Pour la politologue, ce phénomène des jeunes femmes tentées par la gauche serait multicausal. Si les femmes ont longtemps été conservatrices et une part non négligeable de l’électorat de la droite parlementaire, elles ont commencé à voter pour leurs intérêts économiques et sociaux à partir des années 1970 et 1980, période durant laquelle elles sont massivement rentrées sur le marché du travail. Leur niveau de diplôme n’a ensuite cessé de s’accroître jusque dans les années 1990, où elles ont alors été davantage diplômées que les hommes.

"Cela est venu davantage renforcé la tendance qu’elles votent en fonction de leurs intérêts. Forcément, quand tu es concernée, tu t’intéresses d’autant plus aux politiques sociales et familiales envisagées", explique Anja Durovic. Et à cette période, la gauche était plus attentive à leurs intérêts. 

Tout comme le programme de Jean-Luc Mélenchon, qui a fait un bond féministe apprécié entre les présidentielles de 2017 et 2022, attirant ainsi ce jeune électorat tant convoité. "Les femmes de cette génération ont été socialisées à l’ère de #MeToo, elles sont plus politisées, plus vigilantes sur la question du patriarcat et des violences sexistes et sexuelles, et ces questions ont davantage été mobilisées par la gauche."
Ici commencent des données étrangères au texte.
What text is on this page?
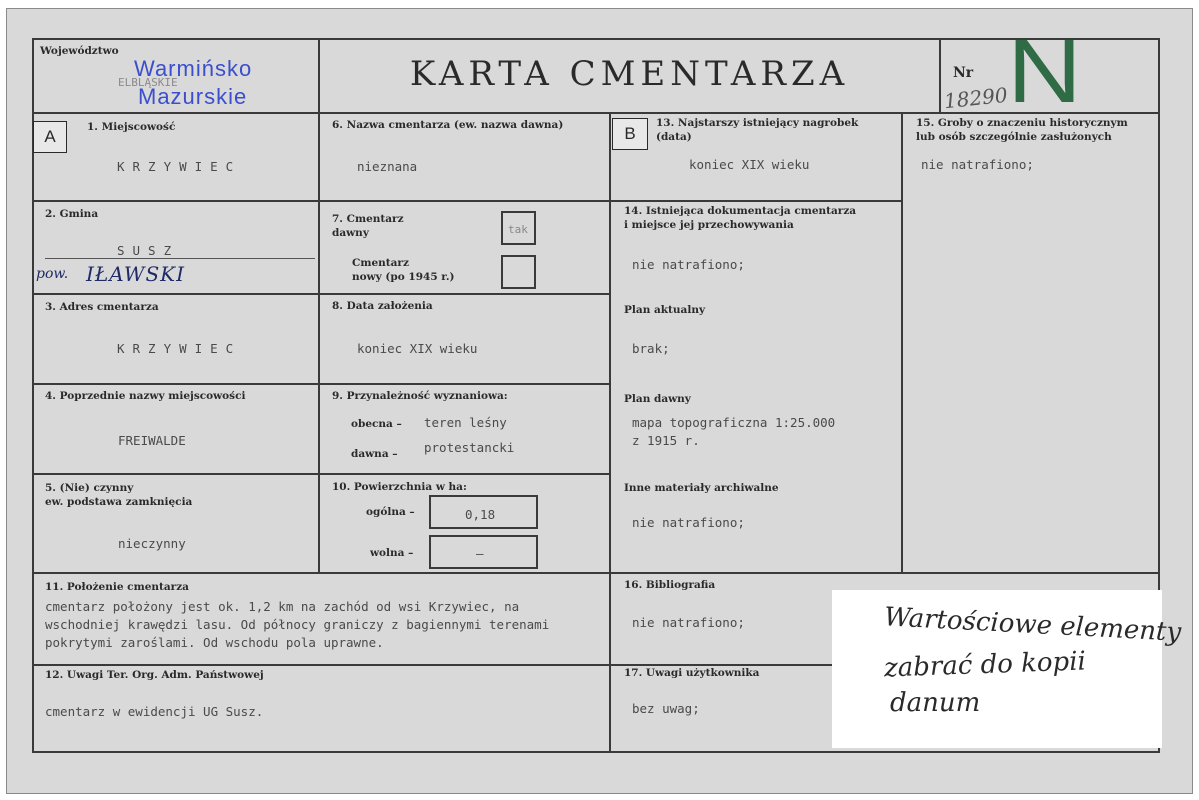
Województwo
ELBLĄSKIE
Warmińsko
Mazurskie
KARTA CMENTARZA	Nr
18290
N
A	B
1. Miejscowość
KRZYWIEC
2. Gmina
SUSZ
pow. IŁAWSKI
3. Adres cmentarza
KRZYWIEC
4. Poprzednie nazwy miejscowości
FREIWALDE
5. (Nie) czynny
ew. podstawa zamknięcia
nieczynny
6. Nazwa cmentarza (ew. nazwa dawna)
nieznana
7. Cmentarz
dawny	tak
Cmentarz
nowy (po 1945 r.)
8. Data założenia
koniec XIX wieku
9. Przynależność wyznaniowa:
obecna – teren leśny
dawna – protestancki
10. Powierzchnia w ha:
ogólna –	0,18
wolna –	–
13. Najstarszy istniejący nagrobek
(data)
koniec XIX wieku
14. Istniejąca dokumentacja cmentarza
i miejsce jej przechowywania
nie natrafiono;
Plan aktualny
brak;
Plan dawny
mapa topograficzna 1:25.000
z 1915 r.
Inne materiały archiwalne
nie natrafiono;
15. Groby o znaczeniu historycznym
lub osób szczególnie zasłużonych
nie natrafiono;
11. Położenie cmentarza
cmentarz położony jest ok. 1,2 km na zachód od wsi Krzywiec, na
wschodniej krawędzi lasu. Od północy graniczy z bagiennymi terenami
pokrytymi zaroślami. Od wschodu pola uprawne.
12. Uwagi Ter. Org. Adm. Państwowej
cmentarz w ewidencji UG Susz.
16. Bibliografia
nie natrafiono;
17. Uwagi użytkownika
bez uwag;
Wartościowe elementy
zabrać do kopii
danum
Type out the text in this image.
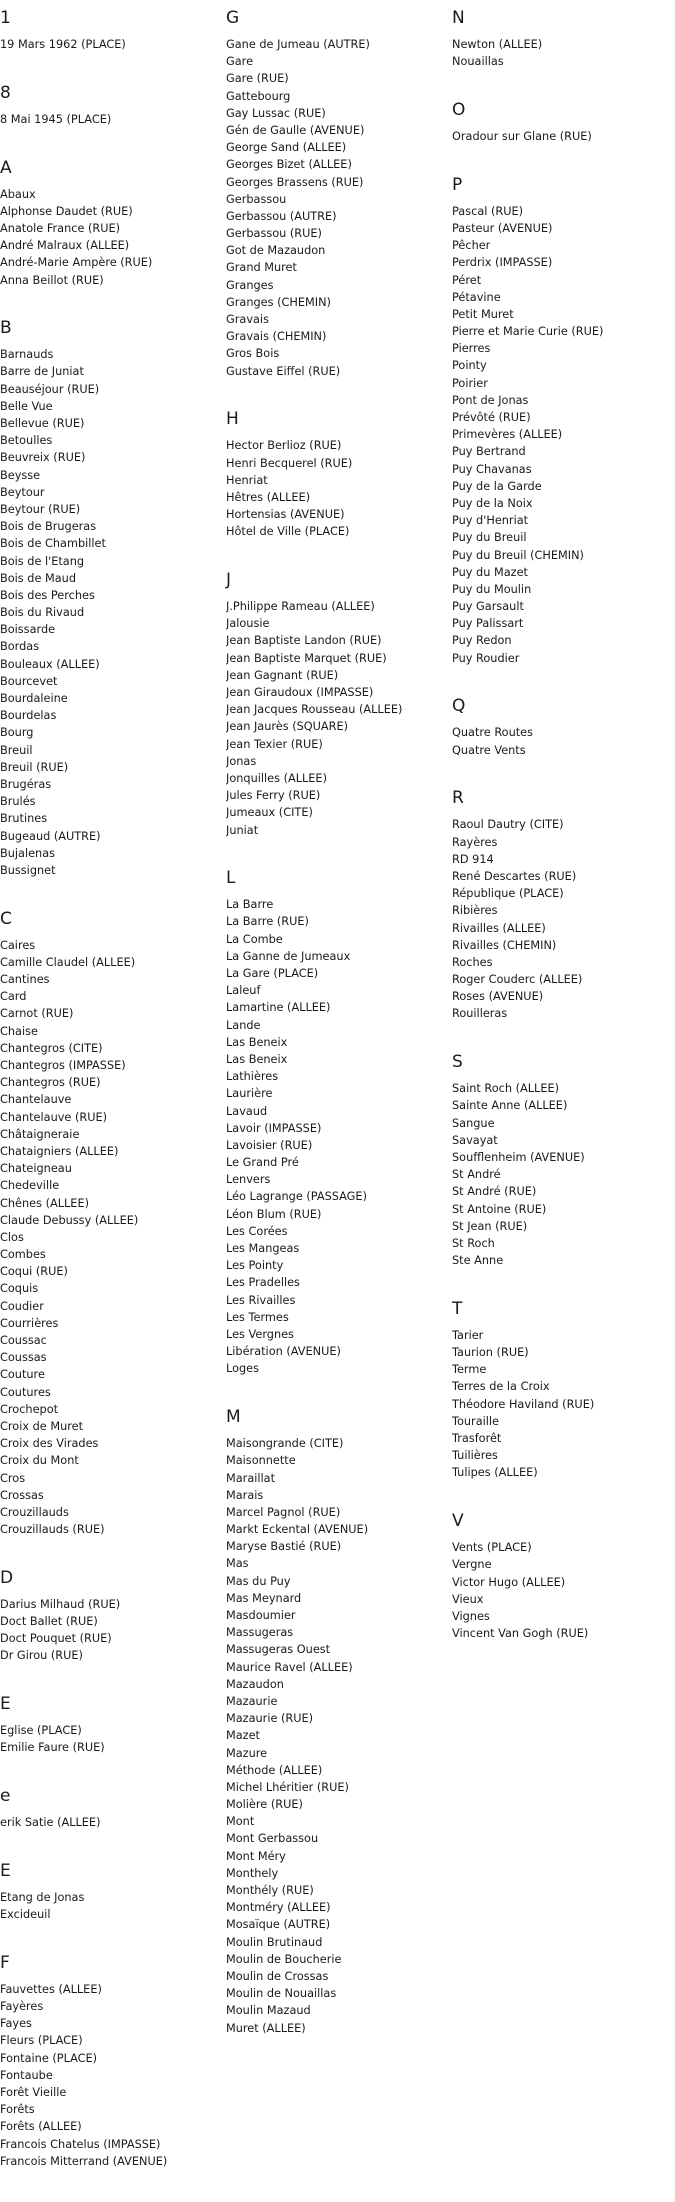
1
19 Mars 1962 (PLACE)
8
8 Mai 1945 (PLACE)
A
Abaux
Alphonse Daudet (RUE)
Anatole France (RUE)
André Malraux (ALLEE)
André-Marie Ampère (RUE)
Anna Beillot (RUE)
B
Barnauds
Barre de Juniat
Beauséjour (RUE)
Belle Vue
Bellevue (RUE)
Betoulles
Beuvreix (RUE)
Beysse
Beytour
Beytour (RUE)
Bois de Brugeras
Bois de Chambillet
Bois de l'Etang
Bois de Maud
Bois des Perches
Bois du Rivaud
Boissarde
Bordas
Bouleaux (ALLEE)
Bourcevet
Bourdaleine
Bourdelas
Bourg
Breuil
Breuil (RUE)
Brugéras
Brulés
Brutines
Bugeaud (AUTRE)
Bujalenas
Bussignet
C
Caires
Camille Claudel (ALLEE)
Cantines
Card
Carnot (RUE)
Chaise
Chantegros (CITE)
Chantegros (IMPASSE)
Chantegros (RUE)
Chantelauve
Chantelauve (RUE)
Châtaigneraie
Chataigniers (ALLEE)
Chateigneau
Chedeville
Chênes (ALLEE)
Claude Debussy (ALLEE)
Clos
Combes
Coqui (RUE)
Coquis
Coudier
Courrières
Coussac
Coussas
Couture
Coutures
Crochepot
Croix de Muret
Croix des Virades
Croix du Mont
Cros
Crossas
Crouzillauds
Crouzillauds (RUE)
D
Darius Milhaud (RUE)
Doct Ballet (RUE)
Doct Pouquet (RUE)
Dr Girou (RUE)
E
Eglise (PLACE)
Emilie Faure (RUE)
e
erik Satie (ALLEE)
E
Etang de Jonas
Excideuil
F
Fauvettes (ALLEE)
Fayères
Fayes
Fleurs (PLACE)
Fontaine (PLACE)
Fontaube
Forêt Vieille
Forêts
Forêts (ALLEE)
Francois Chatelus (IMPASSE)
Francois Mitterrand (AVENUE)
G
Gane de Jumeau (AUTRE)
Gare
Gare (RUE)
Gattebourg
Gay Lussac (RUE)
Gén de Gaulle (AVENUE)
George Sand (ALLEE)
Georges Bizet (ALLEE)
Georges Brassens (RUE)
Gerbassou
Gerbassou (AUTRE)
Gerbassou (RUE)
Got de Mazaudon
Grand Muret
Granges
Granges (CHEMIN)
Gravais
Gravais (CHEMIN)
Gros Bois
Gustave Eiffel (RUE)
H
Hector Berlioz (RUE)
Henri Becquerel (RUE)
Henriat
Hêtres (ALLEE)
Hortensias (AVENUE)
Hôtel de Ville (PLACE)
J
J.Philippe Rameau (ALLEE)
Jalousie
Jean Baptiste Landon (RUE)
Jean Baptiste Marquet (RUE)
Jean Gagnant (RUE)
Jean Giraudoux (IMPASSE)
Jean Jacques Rousseau (ALLEE)
Jean Jaurès (SQUARE)
Jean Texier (RUE)
Jonas
Jonquilles (ALLEE)
Jules Ferry (RUE)
Jumeaux (CITE)
Juniat
L
La Barre
La Barre (RUE)
La Combe
La Ganne de Jumeaux
La Gare (PLACE)
Laleuf
Lamartine (ALLEE)
Lande
Las Beneix
Las Beneix
Lathières
Laurière
Lavaud
Lavoir (IMPASSE)
Lavoisier (RUE)
Le Grand Pré
Lenvers
Léo Lagrange (PASSAGE)
Léon Blum (RUE)
Les Corées
Les Mangeas
Les Pointy
Les Pradelles
Les Rivailles
Les Termes
Les Vergnes
Libération (AVENUE)
Loges
M
Maisongrande (CITE)
Maisonnette
Maraillat
Marais
Marcel Pagnol (RUE)
Markt Eckental (AVENUE)
Maryse Bastié (RUE)
Mas
Mas du Puy
Mas Meynard
Masdoumier
Massugeras
Massugeras Ouest
Maurice Ravel (ALLEE)
Mazaudon
Mazaurie
Mazaurie (RUE)
Mazet
Mazure
Méthode (ALLEE)
Michel Lhéritier (RUE)
Molière (RUE)
Mont
Mont Gerbassou
Mont Méry
Monthely
Monthély (RUE)
Montméry (ALLEE)
Mosaïque (AUTRE)
Moulin Brutinaud
Moulin de Boucherie
Moulin de Crossas
Moulin de Nouaillas
Moulin Mazaud
Muret (ALLEE)
N
Newton (ALLEE)
Nouaillas
O
Oradour sur Glane (RUE)
P
Pascal (RUE)
Pasteur (AVENUE)
Pêcher
Perdrix (IMPASSE)
Péret
Pétavine
Petit Muret
Pierre et Marie Curie (RUE)
Pierres
Pointy
Poirier
Pont de Jonas
Prévôté (RUE)
Primevères (ALLEE)
Puy Bertrand
Puy Chavanas
Puy de la Garde
Puy de la Noix
Puy d'Henriat
Puy du Breuil
Puy du Breuil (CHEMIN)
Puy du Mazet
Puy du Moulin
Puy Garsault
Puy Palissart
Puy Redon
Puy Roudier
Q
Quatre Routes
Quatre Vents
R
Raoul Dautry (CITE)
Rayères
RD 914
René Descartes (RUE)
République (PLACE)
Ribières
Rivailles (ALLEE)
Rivailles (CHEMIN)
Roches
Roger Couderc (ALLEE)
Roses (AVENUE)
Rouilleras
S
Saint Roch (ALLEE)
Sainte Anne (ALLEE)
Sangue
Savayat
Soufflenheim (AVENUE)
St André
St André (RUE)
St Antoine (RUE)
St Jean (RUE)
St Roch
Ste Anne
T
Tarier
Taurion (RUE)
Terme
Terres de la Croix
Théodore Haviland (RUE)
Touraille
Trasforêt
Tuilières
Tulipes (ALLEE)
V
Vents (PLACE)
Vergne
Victor Hugo (ALLEE)
Vieux
Vignes
Vincent Van Gogh (RUE)
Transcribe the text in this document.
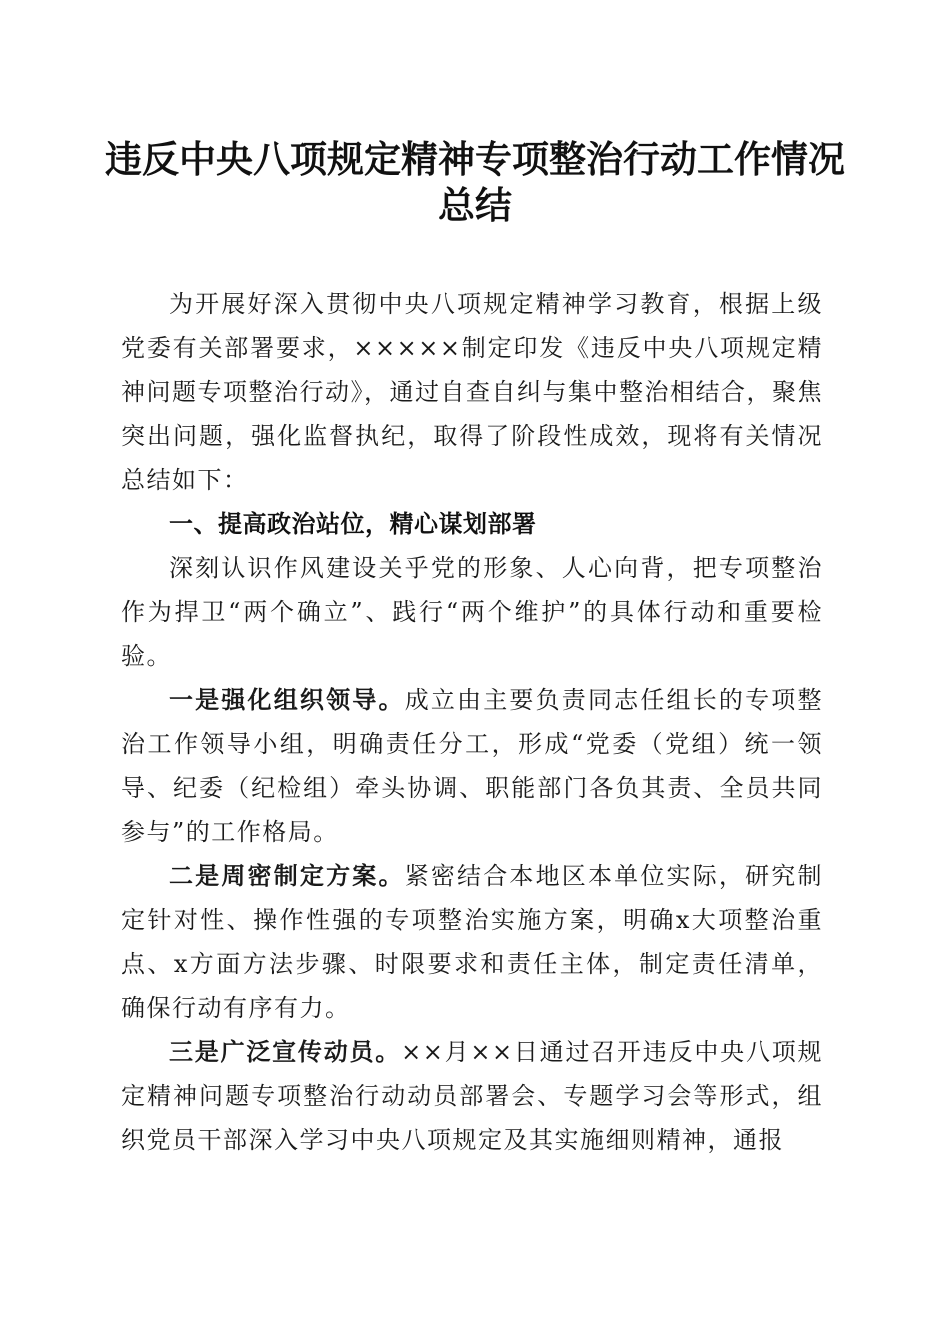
违反中央八项规定精神专项整治行动工作情况总结

为开展好深入贯彻中央八项规定精神学习教育，根据上级党委有关部署要求，×××××制定印发《违反中央八项规定精神问题专项整治行动》，通过自查自纠与集中整治相结合，聚焦突出问题，强化监督执纪，取得了阶段性成效，现将有关情况总结如下：

一、提高政治站位，精心谋划部署

深刻认识作风建设关乎党的形象、人心向背，把专项整治作为捍卫“两个确立”、践行“两个维护”的具体行动和重要检验。

一是强化组织领导。成立由主要负责同志任组长的专项整治工作领导小组，明确责任分工，形成“党委（党组）统一领导、纪委（纪检组）牵头协调、职能部门各负其责、全员共同参与”的工作格局。

二是周密制定方案。紧密结合本地区本单位实际，研究制定针对性、操作性强的专项整治实施方案，明确x大项整治重点、x方面方法步骤、时限要求和责任主体，制定责任清单，确保行动有序有力。

三是广泛宣传动员。××月××日通过召开违反中央八项规定精神问题专项整治行动动员部署会、专题学习会等形式，组织党员干部深入学习中央八项规定及其实施细则精神，通报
La politologue rejoint cependant sa collègue Mariette Sineau en appelant à la prudence face à un RN qui commence à s’engager sur ces sujets précis, comme en témoigne, par exemple, la récente proposition de loi du parti concernant l’endométriose.

Sur les réseaux sociaux, les plus jeunes dans des bulles d'idées

Une autre explication d’après Anja Durovic viendrait des réseaux sociaux. Les jeunes générations s’informant beaucoup plus par ce biais que leurs ainées, "elles se retrouvent exposées à une confirmation de leurs idées, notamment à cause des 'bulles de filtre'", qui viennent alimenter nos recherches en nous proposant des contenus similaires, et ainsi nous conforter dans lesdites idées. Une particularité des réseaux sociaux qui peut provoquer une forme de stagnation de la pensée... et une inquiétude, quand on sait que ces vecteurs ultra sollicités sont extrêmement bien maîtrisés par l’extrême droite.

"?C’est ce qu’explique la sociologue Jen Schradie dans son livre The revolution that wasn’t. Elle défend la thèse que les mouvements réactionnaires et conservateurs ont réussi à s’imposer sur internet grâce au fonctionnement des réseaux sociaux", explique la chercheuse, qui insiste également sur l’alerte du baromètre du Haut Conseil à l’Égalité entre les femmes et les hommes, qui indique un sexisme prégnant chez les jeunes hommes. 

Des éléments qui devraient incontestablement être pris en compte par la gauche, aujourd’hui à nouveau divisée à la veille d’un vote d’importance. D’autant que les élections européennes ne sont pas celles qui attirent le plus les femmes, note Mariette Sineau?: "Lors d’élections de 'second ordre', elles se déplacent moins que les hommes. Pour le vote du 9 juin, il y a 44?% de femmes et 46?% d’hommes susceptibles d’aller voter?".

Un constat partagé par Anja Durovic, qui remarque en plus une jeune génération moins présente lors de ce type d’élections. "Les résultats vont dépendre de l’ampleur de la participation des jeunes, mais ces jeunes cohortes risquent de peu se déplacer. On peut donc s’attendre à ne pas retrouver ce fossé idéologique lors des Européennes."

Ainsi, si le gender gap ne semble pas réellement exister en France où le vote des femmes et des hommes est très semblable, on peut néanmoins affirmer qu’il existe un gender generation gap qui voit une jeune génération de femmes voter plus à gauche ces dernières années, avec un désir d’affirmation et de progressisme, voire de motivation à changer le monde. Un gender generation gap qui s’avère être une tendance labile, peut-être éphémère, que seul un renouveau politique fiable et motivant pourrait venir consolider.